Oiya, Google Tag Manager (GTM) sendiri merupakan salah satu fitur dari Google Analytics (GA) yang digunakan untuk membantu dalam manajemen tag yang dibutuhkan untuk analisa kebiasaan pengguna tanpa harus mengedit code pada backend website. Jadi intinya kita tidak perlu mengotak-atik codingan di website, karena GTM sudah menyediakan fiture untuk mendeteksi scroll yang dilakukan oleh visitors website, sehingga tugas kita hanya perlu untuk mengaktifkannya.

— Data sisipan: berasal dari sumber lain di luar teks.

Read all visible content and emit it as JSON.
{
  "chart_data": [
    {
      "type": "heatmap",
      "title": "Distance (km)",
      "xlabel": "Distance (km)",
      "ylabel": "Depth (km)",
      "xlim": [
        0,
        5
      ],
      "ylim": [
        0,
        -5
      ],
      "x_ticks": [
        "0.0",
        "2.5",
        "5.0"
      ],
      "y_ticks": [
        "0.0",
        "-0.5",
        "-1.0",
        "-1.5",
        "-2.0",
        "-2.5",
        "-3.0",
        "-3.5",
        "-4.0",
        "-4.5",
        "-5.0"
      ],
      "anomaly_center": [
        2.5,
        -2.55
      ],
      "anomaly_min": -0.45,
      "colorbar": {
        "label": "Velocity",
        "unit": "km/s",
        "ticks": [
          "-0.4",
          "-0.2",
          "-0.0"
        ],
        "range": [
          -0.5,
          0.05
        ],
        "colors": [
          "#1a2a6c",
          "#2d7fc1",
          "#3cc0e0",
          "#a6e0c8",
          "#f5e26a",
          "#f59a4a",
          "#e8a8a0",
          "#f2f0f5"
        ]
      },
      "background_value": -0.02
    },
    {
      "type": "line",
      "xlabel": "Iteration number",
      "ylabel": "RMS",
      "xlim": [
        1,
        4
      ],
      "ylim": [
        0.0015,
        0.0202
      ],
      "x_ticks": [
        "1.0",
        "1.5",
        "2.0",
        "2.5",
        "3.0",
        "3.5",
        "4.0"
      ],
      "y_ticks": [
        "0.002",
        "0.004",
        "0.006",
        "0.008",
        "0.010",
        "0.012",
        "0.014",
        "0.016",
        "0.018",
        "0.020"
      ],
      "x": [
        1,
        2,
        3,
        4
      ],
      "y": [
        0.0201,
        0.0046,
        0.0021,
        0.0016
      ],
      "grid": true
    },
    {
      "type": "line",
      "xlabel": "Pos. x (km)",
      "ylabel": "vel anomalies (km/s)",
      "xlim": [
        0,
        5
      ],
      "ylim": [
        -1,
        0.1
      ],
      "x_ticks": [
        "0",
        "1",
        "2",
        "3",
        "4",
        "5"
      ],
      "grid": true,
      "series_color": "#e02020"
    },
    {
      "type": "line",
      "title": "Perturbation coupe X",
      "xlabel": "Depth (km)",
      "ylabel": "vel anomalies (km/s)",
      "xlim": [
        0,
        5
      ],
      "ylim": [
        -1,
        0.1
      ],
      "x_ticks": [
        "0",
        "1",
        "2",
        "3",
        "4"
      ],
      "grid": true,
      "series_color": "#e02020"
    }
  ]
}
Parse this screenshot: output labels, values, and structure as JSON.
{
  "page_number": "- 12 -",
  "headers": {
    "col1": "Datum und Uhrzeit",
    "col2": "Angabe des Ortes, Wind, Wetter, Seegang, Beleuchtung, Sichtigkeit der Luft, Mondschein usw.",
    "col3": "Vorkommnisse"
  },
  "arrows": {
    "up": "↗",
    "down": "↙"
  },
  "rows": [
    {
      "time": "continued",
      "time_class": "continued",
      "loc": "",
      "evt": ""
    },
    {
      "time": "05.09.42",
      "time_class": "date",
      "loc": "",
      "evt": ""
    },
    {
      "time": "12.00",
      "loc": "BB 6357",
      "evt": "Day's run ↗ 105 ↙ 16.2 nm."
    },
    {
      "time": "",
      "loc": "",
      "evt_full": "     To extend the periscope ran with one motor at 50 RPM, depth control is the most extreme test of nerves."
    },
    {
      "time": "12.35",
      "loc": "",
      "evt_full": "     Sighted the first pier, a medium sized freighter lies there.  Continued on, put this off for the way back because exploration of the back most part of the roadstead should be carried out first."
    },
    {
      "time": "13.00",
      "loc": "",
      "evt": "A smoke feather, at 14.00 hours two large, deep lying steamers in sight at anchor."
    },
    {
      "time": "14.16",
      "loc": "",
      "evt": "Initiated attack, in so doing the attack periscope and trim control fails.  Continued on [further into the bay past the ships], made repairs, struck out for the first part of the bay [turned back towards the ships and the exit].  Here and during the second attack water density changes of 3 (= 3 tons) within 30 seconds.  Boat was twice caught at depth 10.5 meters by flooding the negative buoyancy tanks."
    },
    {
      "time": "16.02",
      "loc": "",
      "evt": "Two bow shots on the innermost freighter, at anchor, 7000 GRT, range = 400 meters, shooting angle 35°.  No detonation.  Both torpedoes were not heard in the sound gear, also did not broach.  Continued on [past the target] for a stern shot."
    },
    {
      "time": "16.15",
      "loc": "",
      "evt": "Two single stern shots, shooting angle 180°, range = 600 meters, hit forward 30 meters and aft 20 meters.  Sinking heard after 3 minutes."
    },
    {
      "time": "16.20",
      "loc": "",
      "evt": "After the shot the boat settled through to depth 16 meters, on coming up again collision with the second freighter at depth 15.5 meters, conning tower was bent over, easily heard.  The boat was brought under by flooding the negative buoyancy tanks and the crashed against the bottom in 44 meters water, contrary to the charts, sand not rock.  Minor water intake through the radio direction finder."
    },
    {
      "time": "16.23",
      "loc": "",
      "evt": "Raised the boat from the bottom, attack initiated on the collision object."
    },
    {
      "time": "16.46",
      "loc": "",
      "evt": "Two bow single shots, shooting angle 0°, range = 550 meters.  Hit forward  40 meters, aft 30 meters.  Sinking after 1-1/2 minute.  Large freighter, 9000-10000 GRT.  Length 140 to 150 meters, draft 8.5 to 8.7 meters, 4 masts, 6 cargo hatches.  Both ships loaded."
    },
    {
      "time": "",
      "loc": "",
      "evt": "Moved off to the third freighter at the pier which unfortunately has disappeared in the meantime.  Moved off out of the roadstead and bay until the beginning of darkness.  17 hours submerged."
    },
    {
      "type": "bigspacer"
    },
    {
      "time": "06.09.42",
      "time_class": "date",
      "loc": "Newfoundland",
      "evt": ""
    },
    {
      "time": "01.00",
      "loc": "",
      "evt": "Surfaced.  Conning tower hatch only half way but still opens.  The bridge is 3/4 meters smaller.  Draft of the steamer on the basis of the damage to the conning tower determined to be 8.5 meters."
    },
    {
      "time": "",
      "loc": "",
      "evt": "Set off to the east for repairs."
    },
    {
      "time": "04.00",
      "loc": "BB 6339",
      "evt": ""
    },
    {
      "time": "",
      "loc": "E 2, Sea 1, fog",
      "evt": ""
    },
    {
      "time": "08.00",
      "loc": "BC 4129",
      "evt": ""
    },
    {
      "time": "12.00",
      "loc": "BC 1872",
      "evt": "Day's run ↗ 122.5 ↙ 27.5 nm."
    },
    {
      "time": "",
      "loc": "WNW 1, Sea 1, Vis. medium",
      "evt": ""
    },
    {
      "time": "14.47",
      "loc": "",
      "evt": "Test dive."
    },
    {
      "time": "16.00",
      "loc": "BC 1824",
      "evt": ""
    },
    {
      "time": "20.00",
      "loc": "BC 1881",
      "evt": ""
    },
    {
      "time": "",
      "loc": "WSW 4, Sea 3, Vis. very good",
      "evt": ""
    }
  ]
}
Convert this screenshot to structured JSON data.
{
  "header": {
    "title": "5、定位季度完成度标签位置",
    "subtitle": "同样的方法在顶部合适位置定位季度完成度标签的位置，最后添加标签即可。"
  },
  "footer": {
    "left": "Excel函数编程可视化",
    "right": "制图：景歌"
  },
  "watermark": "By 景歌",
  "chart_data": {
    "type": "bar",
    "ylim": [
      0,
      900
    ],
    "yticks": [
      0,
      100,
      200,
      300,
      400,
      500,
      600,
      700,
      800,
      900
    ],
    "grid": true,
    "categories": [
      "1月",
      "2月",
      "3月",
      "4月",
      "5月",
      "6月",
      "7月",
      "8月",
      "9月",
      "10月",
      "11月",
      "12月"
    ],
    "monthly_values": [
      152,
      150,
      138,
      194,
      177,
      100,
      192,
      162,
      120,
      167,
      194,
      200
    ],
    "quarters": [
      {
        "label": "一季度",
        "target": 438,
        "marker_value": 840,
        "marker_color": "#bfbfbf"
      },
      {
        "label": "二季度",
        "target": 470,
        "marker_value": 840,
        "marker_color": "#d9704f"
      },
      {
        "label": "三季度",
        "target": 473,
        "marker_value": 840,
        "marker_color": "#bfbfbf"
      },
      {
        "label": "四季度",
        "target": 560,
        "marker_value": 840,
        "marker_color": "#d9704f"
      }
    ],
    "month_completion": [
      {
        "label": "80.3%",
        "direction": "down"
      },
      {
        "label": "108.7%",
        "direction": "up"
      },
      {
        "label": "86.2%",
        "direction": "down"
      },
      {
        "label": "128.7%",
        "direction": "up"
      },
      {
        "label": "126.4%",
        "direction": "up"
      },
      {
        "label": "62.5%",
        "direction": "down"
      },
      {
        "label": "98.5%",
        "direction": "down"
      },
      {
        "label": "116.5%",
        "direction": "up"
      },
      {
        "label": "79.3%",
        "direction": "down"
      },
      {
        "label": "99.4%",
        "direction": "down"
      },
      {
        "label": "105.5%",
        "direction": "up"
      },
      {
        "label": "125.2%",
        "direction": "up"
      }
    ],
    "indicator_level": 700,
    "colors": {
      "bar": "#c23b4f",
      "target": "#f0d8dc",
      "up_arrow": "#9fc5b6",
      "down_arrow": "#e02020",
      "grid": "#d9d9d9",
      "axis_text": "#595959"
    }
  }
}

Nah, account website yang sudah ada pada GTM dapat ditambahkan scroll tags. Pastikan bahwa javascript GTM sudah terpasang dengan benar pada website, sehingga tags yang akan ditambahkan pada website bisa tersinkronasi. Berikut ini langkah-langkah untuk menambahkan scroll tags pada website :

  1. Buka workspace website pada GTM
  2. Pilih tags dan buat tags baru misal dengan nama “Scroll 25%”
  3. Pada Tag Configuration pilih Universal Analytics
  4. Pilih Event pada Track Type
  5. Isi category, action, label dengan nama “Scroll 25%”
  6. Isi value dengan angka satu
  7. Checklist bagian enable overriding settings in this tag
  8. Isi tracking ID dengan code Google Analytics (GA) website
  9. Tambahkan triggering baru dengan nama “Scroll 25%”
  10. Pilih Scroll Depth pada menu User Engagement, kemudian checklist vertical atau horizontal scroll depths beserta percentages sesuai dengan kebutuhan.
  11. Kemudian pilih All Pages pada bagian this trigger fires on
  12. Simpan Tags dengan nama “Scroll 25%” dan klik submit
  13. Untuk melihat apakah Tags Scroll 25% sudah terpasang atau belum bisa dilakukan dengan klik Preview dan Refresh website sehingga muncul notifikasi Tags sudah terpasang atau belum.
  14. Dapat ditambahkan Tags baru untuk Scroll 50%, 75%, dan 100% dengan langkah yang sama.

 

Hasil dari berapa banyak visitors yang melakukan scroll 25%, 50%, 75% atau 100% di website dapat dilihat pada Google Analytics (GA) pada bagian events di menu behavior. Setelah didapatkan persentase visitors website yang melakukan scroll 25%, 50%, 75%, dan 100%, kita dapat mengoptimalkan letak content-content pada website supaya visitors mendapatkan informasi yang mereka butuhkan dengan mudah atau dapat memberikan suggest dalam menyusun konsep website yang menggiring visitors melakukan scroll sampai bottom page website.

Jadi, bagaimana? Berniat untuk menggunakan GTM dan memanfaatkan fungsi scroll yang terdapat pada website Anda?